I remember going to Niagara Falls, and allegedly there’s an Elvis Presley Museum. We went in and there was literally a flamboyant jacket – and on closer inspection it would say, “this is the kind of jacket Elvis Presley might have worn …”

So a lot of care has to go into the curation. That’s where they have to be careful, because you can go in to a Hard Rock Cafe in any big city and get your fill of guitars and gold discs. I went to a Patti Smith exhibition in Paris a few years ago and it was all films and photographs and lyric sheets. It was amazing. Multi-media is key.

And, excuse me, but The Beatles – one of the most influential bands of all time – had a Scotsman in their midst. Stuart Sutcliffe was born in Edinburgh.
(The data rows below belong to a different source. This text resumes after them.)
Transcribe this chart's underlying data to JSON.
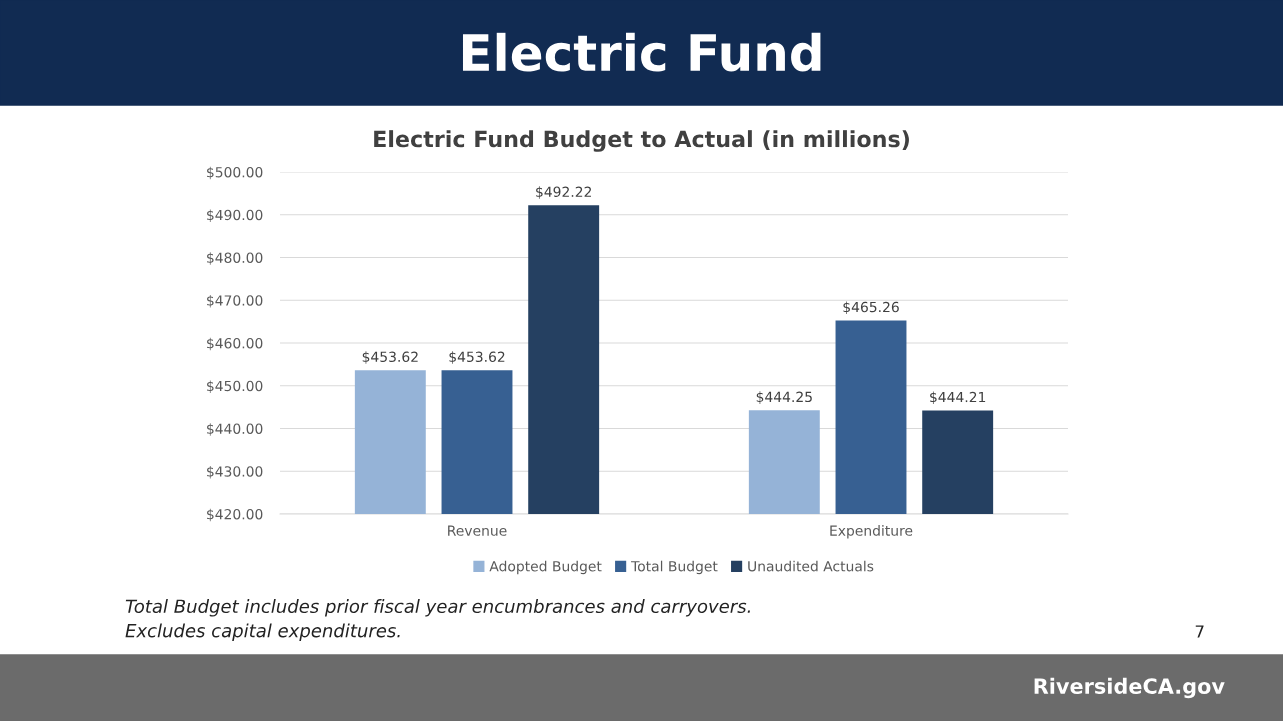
{
  "chart_data": {
    "type": "bar",
    "title": "Electric Fund",
    "subtitle": "Electric Fund Budget to Actual (in millions)",
    "categories": [
      "Revenue",
      "Expenditure"
    ],
    "series": [
      {
        "name": "Adopted Budget",
        "color": "#95b3d7",
        "values": [
          453.62,
          444.25
        ],
        "value_labels": [
          "$453.62",
          "$444.25"
        ]
      },
      {
        "name": "Total Budget",
        "color": "#376092",
        "values": [
          453.62,
          465.26
        ],
        "value_labels": [
          "$453.62",
          "$465.26"
        ]
      },
      {
        "name": "Unaudited Actuals",
        "color": "#254061",
        "values": [
          492.22,
          444.21
        ],
        "value_labels": [
          "$492.22",
          "$444.21"
        ]
      }
    ],
    "ylim": [
      420,
      500
    ],
    "yticks": [
      {
        "value": 420,
        "label": "$420.00"
      },
      {
        "value": 430,
        "label": "$430.00"
      },
      {
        "value": 440,
        "label": "$440.00"
      },
      {
        "value": 450,
        "label": "$450.00"
      },
      {
        "value": 460,
        "label": "$460.00"
      },
      {
        "value": 470,
        "label": "$470.00"
      },
      {
        "value": 480,
        "label": "$480.00"
      },
      {
        "value": 490,
        "label": "$490.00"
      },
      {
        "value": 500,
        "label": "$500.00"
      }
    ],
    "grid": "y",
    "legend": "bottom",
    "annotations": [
      "Total Budget includes prior fiscal year encumbrances and carryovers.\nExcludes capital expenditures.",
      "7",
      "RiversideCA.gov"
    ]
  }
}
So that is worthy of an honourable mention in this hall of fame.

DONOVAN

It was a singular honour to be nominated for this year’s Rock And Roll Hall Of Fame in Cleveland. I think something like this Glasgow hall of fame is very important because although the Scottish musician/artist/performer may not still live in Scotland, he still feels he’s from Scotland. Also, there are others that may not have been born in Scotland but they have Scottish ancestry. The ships on the Clyde took so many of us abroad – Scots have influenced the world in all fields.

I’d like to see the great Bert Jansch featured. His influence is huge, stretching around the world, especially to the American singer-songwriters, and to myself. He was born in Scotland, like I was; he moved away later in life and I moved at 10, but that didn’t make me any less Scottish.

Strangely enough, this year I’m honouring another extraordinary singer-songwriter who has influenced everybody who has written songs in the last 70 years. He wasn’t born in Scotland but his ancestry is very clear: this is the great Woody Guthrie. His family go all the way back, and a castle still exists, called Guthrie Castle. Woody Guthrie sang Scottish songs when he was a boy.